Mas a comunidade de consumidores e a indústria do tabaco alega que o item já está disseminado no país e pode ser comprado facilmente pela internet e em feiras populares. E que, sem regulamentação e controle de qualidade, o produto pode oferecer risco ao consumidor.
Segundo a indústria tabagista no Brasil, o público-alvo de consumidores é de fumantes adultos que buscam uma alternativa aos cigarros convencionais.
Nessa frente atuam empresas como PMI (Philip Morris International), Souza Cruz (que hoje pertence à British American Tobacco), Japan Tobacco International e entidades como o Sindicato Interestadual da Indústria do Tabaco (SindiTabaco) e a Associação Brasileira da Indústria do Fumo (Abifumo). Elas defendem que há dados científicos indicando os benefícios dos cigarros eletrônicos e do tabaco aquecido para adultos fumantes que não conseguem ou não querem parar de consumir produtos com nicotina.
O último relatório oficial da agência governamental de saúde do Reino Unido, por exemplo, recomenda que os DEFs continuem sendo utilizados no país em tratamentos para fumantes deixarem o vício.
Os dados do governo britânico, divulgados no início do ano, indicam uma taxa baixa de uso regular do produto entre jovens. Em 2018, 1,7% de adolescentes entre 11 e 18 anos admitiram a utilização ao menos semanal de DEFs. Entre os jovens que nunca fumaram cigarros convencionais, o uso cai para 0,2%.
Entre os adultos, a estimativa de usuários é de 6,2% da população. Entre os fumantes convencionais, a taxa sobe para 18,5%. Já entre não-fumantes, o índice é de apenas 0,8%. Entre os ex-fumantes, a proporção fica em 11,3%.
Uso é realidade no Brasil
Mesmo com a proibição, não são poucos os vaporizadores circulando no Brasil. Os produtos chegam tanto via contrabando e comercialização em e-commerce, como trazidos do exterior pelos próprios usuários, para uso pessoal – apesar da proibição da venda, a posse e o uso do item não são proibidos.
"No Brasil há um grande mercado ilegal em franca expansão", alerta o empresário Alexandro Lucian, conhecido como "Hazard" e responsável pelo projeto Vapor Aqui, que envolve um site com informações sobre cigarros eletrônicos e uma comunidade com milhares de entusiastas.
Engajado, Lucian fez campanhas de arrecadação para financiar a sua participação nas audiências públicas da Anvisa, em agosto. "Eu fui o único que representou os consumidores de forma independente", afirma.

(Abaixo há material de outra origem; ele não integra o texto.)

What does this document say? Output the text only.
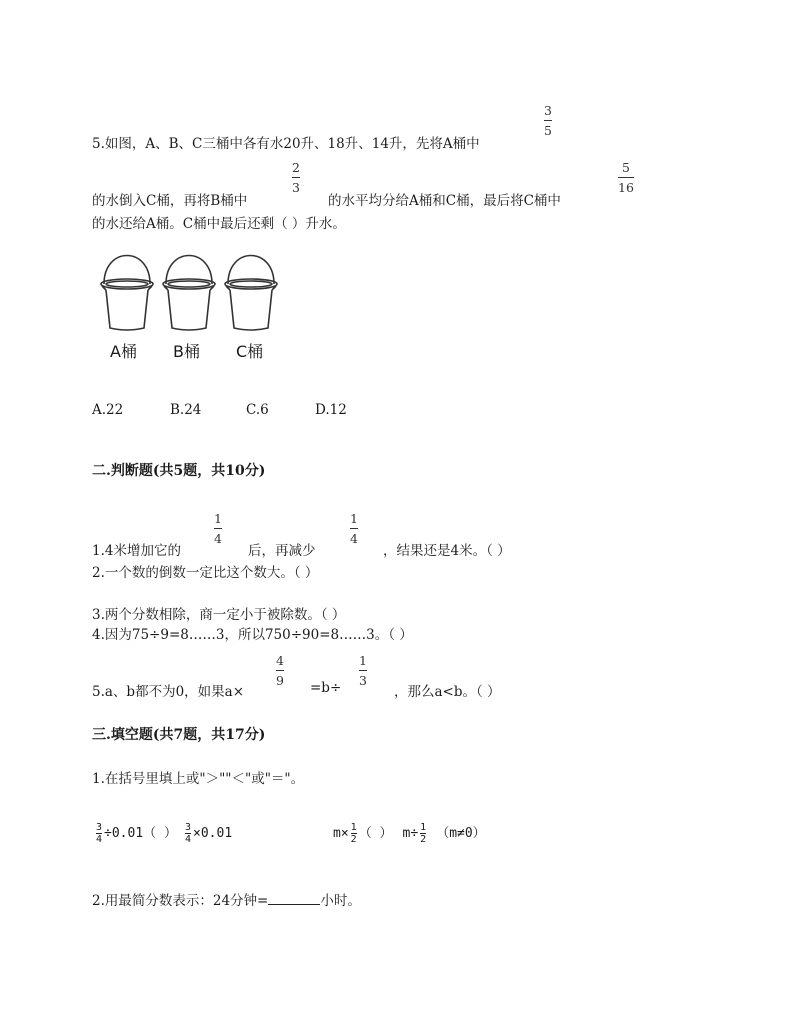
3
5
5.如图，A、B、C三桶中各有水20升、18升、14升，先将A桶中
2
3
5
16
的水倒入C桶，再将B桶中	的水平均分给A桶和C桶，最后将C桶中
的水还给A桶。C桶中最后还剩（ ）升水。
A桶 B桶 C桶
A.22	B.24	C.6	D.12
二.判断题(共5题，共10分)
1
4
1
4
1.4米增加它的	后，再减少	，结果还是4米。（ ）
2.一个数的倒数一定比这个数大。（ ）
3.两个分数相除，商一定小于被除数。（ ）
4.因为75÷9=8……3，所以750÷90=8……3。（ ）
4
9
1
3
5.a、b都不为0，如果a×	=b÷	，那么a<b。（ ）
三.填空题(共7题，共17分)
1.在括号里填上或"＞""＜"或"＝"。
$\frac{3}{4} \div 0.01$（ ） $\frac{3}{4} \times 0.01$	$m\times \frac{1}{2}$ （ ） $m\div \frac{1}{2} (m\ne 0)$
2.用最简分数表示：24分钟=	小时。
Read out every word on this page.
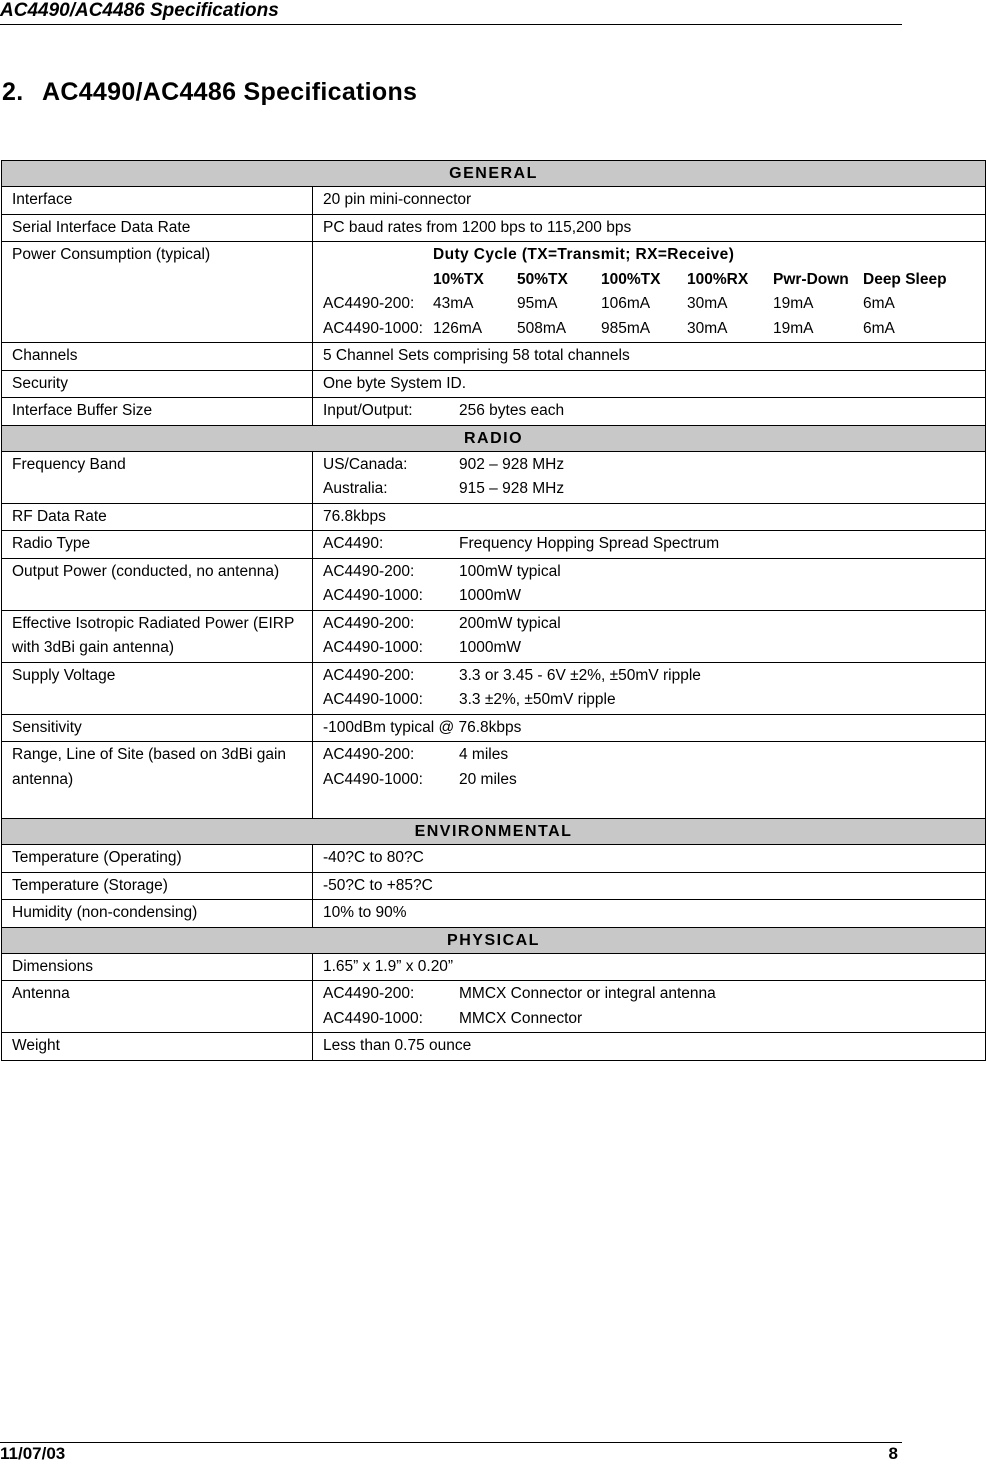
AC4490/AC4486 Specifications
2. AC4490/AC4486 Specifications
GENERAL	
Interface	20 pin mini-connector
Serial Interface Data Rate	PC baud rates from 1200 bps to 115,200 bps
Power Consumption (typical)	Duty Cycle (TX=Transmit; RX=Receive)
10%TX 50%TX 100%TX 100%RX Pwr-Down Deep Sleep
AC4490-200: 43mA 95mA 106mA 30mA 19mA 6mA
AC4490-1000: 126mA 508mA 985mA 30mA 19mA 6mA

Channels	5 Channel Sets comprising 58 total channels
Security	One byte System ID.
Interface Buffer Size	Input/Output: 256 bytes each
RADIO	
Frequency Band	US/Canada: 902 – 928 MHz
Australia: 915 – 928 MHz

RF Data Rate	76.8kbps
Radio Type	AC4490: Frequency Hopping Spread Spectrum
Output Power (conducted, no antenna)	AC4490-200: 100mW typical
AC4490-1000: 1000mW

Effective Isotropic Radiated Power (EIRP with 3dBi gain antenna)	AC4490-200: 200mW typical
AC4490-1000: 1000mW

Supply Voltage	AC4490-200: 3.3 or 3.45 - 6V ±2%, ±50mV ripple
AC4490-1000: 3.3 ±2%, ±50mV ripple

Sensitivity	-100dBm typical @ 76.8kbps
Range, Line of Site (based on 3dBi gain antenna)	AC4490-200: 4 miles
AC4490-1000: 20 miles

ENVIRONMENTAL	
Temperature (Operating)	-40?C to 80?C
Temperature (Storage)	-50?C to +85?C
Humidity (non-condensing)	10% to 90%
PHYSICAL	
Dimensions	1.65” x 1.9” x 0.20”
Antenna	AC4490-200: MMCX Connector or integral antenna
AC4490-1000: MMCX Connector

Weight	Less than 0.75 ounce
11/07/03	8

"Só pude dar um breve testemunho de como consegui parar de fumar usando os cigarros eletrônicos, após mais de 15 anos de tabagismo, fumante de mais de três carteiras de cigarro todos os dias e falhando em parar de fumar após tentar todo tipo de método regulamentado pela Anvisa. Considero que os cigarros eletrônicos salvaram a minha vida", relata Lucian.

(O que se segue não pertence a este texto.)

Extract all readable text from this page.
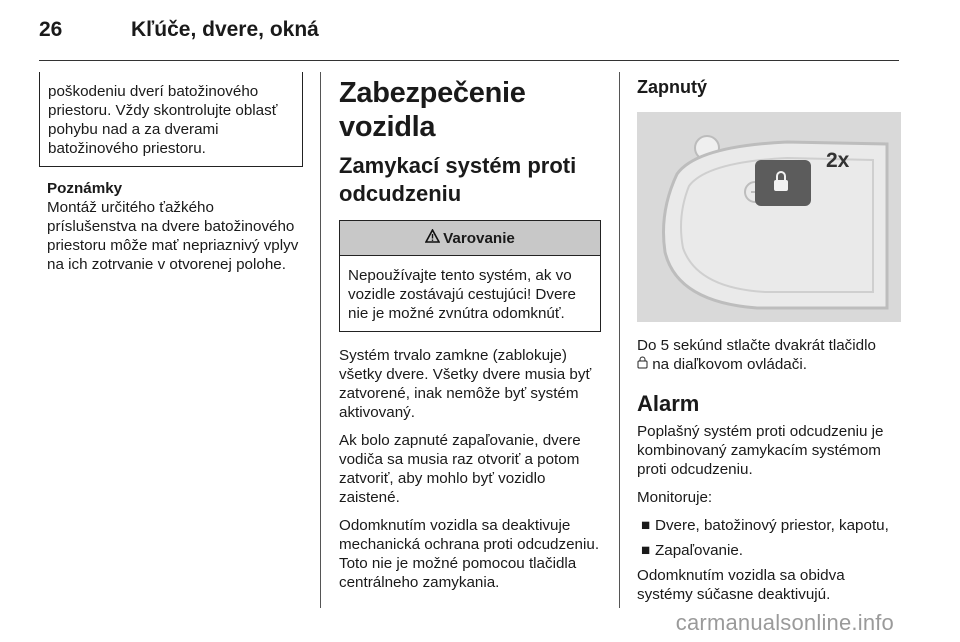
26	Kľúče, dvere, okná
poškodeniu dverí batožinového priestoru. Vždy skontrolujte oblasť pohybu nad a za dverami batožinového priestoru.
Poznámky
Montáž určitého ťažkého príslušenstva na dvere batožinového priestoru môže mať nepriaznivý vplyv na ich zotrvanie v otvorenej polohe.
Zabezpečenie vozidla
Zamykací systém proti odcudzeniu
Varovanie
Nepoužívajte tento systém, ak vo vozidle zostávajú cestujúci! Dvere nie je možné zvnútra odomknúť.

Systém trvalo zamkne (zablokuje) všetky dvere. Všetky dvere musia byť zatvorené, inak nemôže byť systém aktivovaný.

Ak bolo zapnuté zapaľovanie, dvere vodiča sa musia raz otvoriť a potom zatvoriť, aby mohlo byť vozidlo zaistené.

Odomknutím vozidla sa deaktivuje mechanická ochrana proti odcudzeniu. Toto nie je možné pomocou tlačidla centrálneho zamykania.

Zapnutý
2x

Do 5 sekúnd stlačte dvakrát tlačidlo
na diaľkovom ovládači.

Alarm

Poplašný systém proti odcudzeniu je kombinovaný zamykacím systémom proti odcudzeniu.

Monitoruje:

■ Dvere, batožinový priestor, kapotu,
■ Zapaľovanie.

Odomknutím vozidla sa obidva systémy súčasne deaktivujú.

carmanualsonline.info
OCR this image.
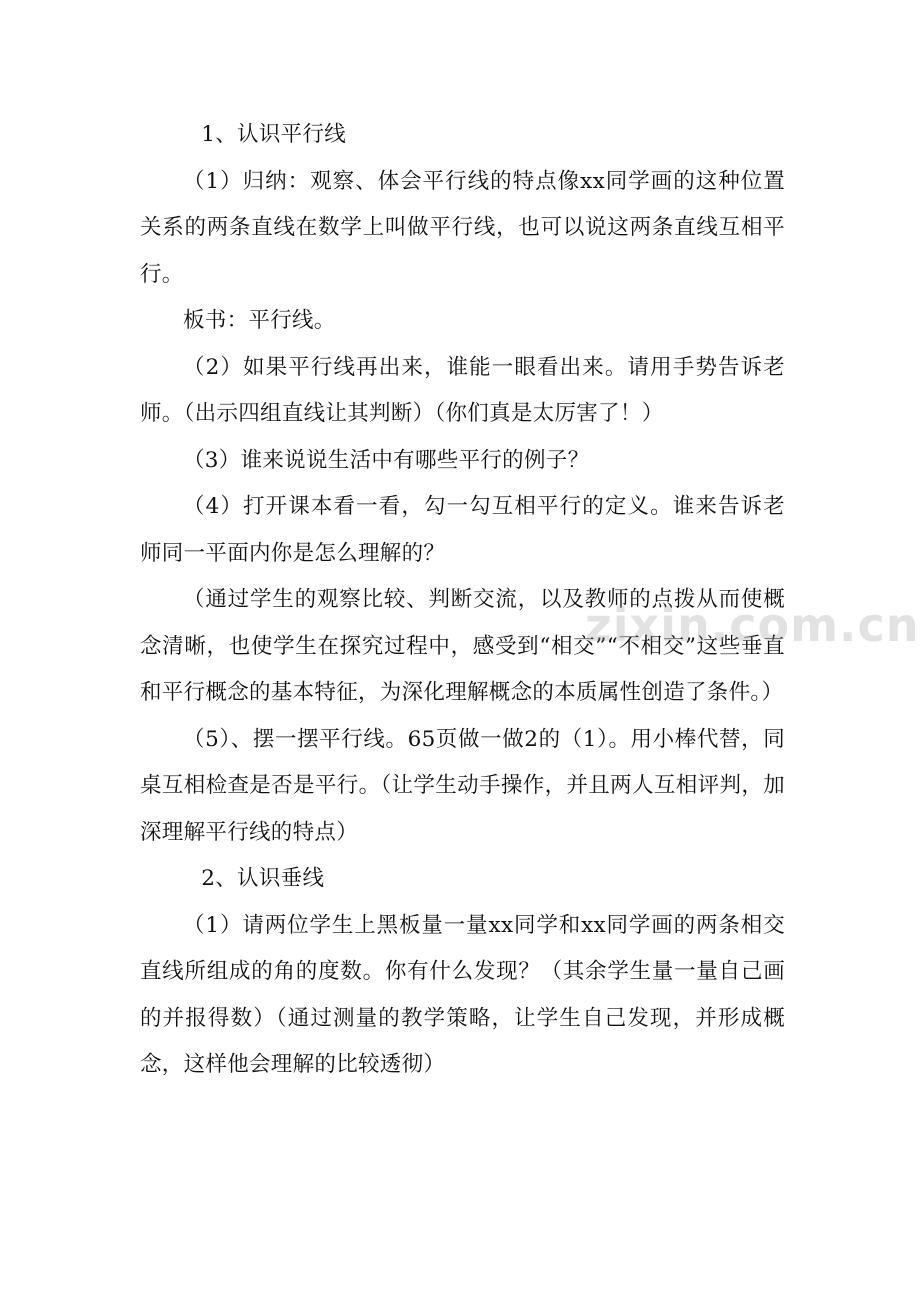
1、认识平行线

（1）归纳：观察、体会平行线的特点像xx同学画的这种位置关系的两条直线在数学上叫做平行线，也可以说这两条直线互相平行。

板书：平行线。

（2）如果平行线再出来，谁能一眼看出来。请用手势告诉老师。（出示四组直线让其判断）（你们真是太厉害了！）

（3）谁来说说生活中有哪些平行的例子？

（4）打开课本看一看，勾一勾互相平行的定义。谁来告诉老师同一平面内你是怎么理解的？

（通过学生的观察比较、判断交流，以及教师的点拨从而使概念清晰，也使学生在探究过程中，感受到“相交”“不相交”这些垂直和平行概念的基本特征，为深化理解概念的本质属性创造了条件。）

（5）、摆一摆平行线。65页做一做2的（1）。用小棒代替，同桌互相检查是否是平行。（让学生动手操作，并且两人互相评判，加深理解平行线的特点）

2、认识垂线

（1）请两位学生上黑板量一量xx同学和xx同学画的两条相交直线所组成的角的度数。你有什么发现？（其余学生量一量自己画的并报得数）（通过测量的教学策略，让学生自己发现，并形成概念，这样他会理解的比较透彻）

zixin.com.cn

Ele também diz que há "centenas de estudos acerca dos cigarros eletrônicos que comprovam que em nenhuma hipótese eles são mais prejudiciais que os cigarros convencionais".
Entre eles, Lucian mostra o relatório Sem fogo, Sem fumaça: A Situação Global da Redução dos Efeitos Nocivos do Tabaco (GSTHR), lançado no final de 2018 e republicado no site dele. O documento ressalta que "não há qualquer evidência de que a experiência com o cigarro eletrônico entre os jovens os leve a fumar cigarros convencionais".
Segundo Lucian, a pesquisa na qual a Anvisa baseia a proibição do artefato, feita há quatro anos, está defasada. Na pesquisa, leva-se em conta que o cigarro eletrônico não tem um número relevante de consumidores para justificar uma mudança na regulamentação - segundo estudo da Fiocruz de 2015, 0,4% dos fumantes brasileiros consomem cigarro eletrônico, representando 650 mil pessoas em número absoluto.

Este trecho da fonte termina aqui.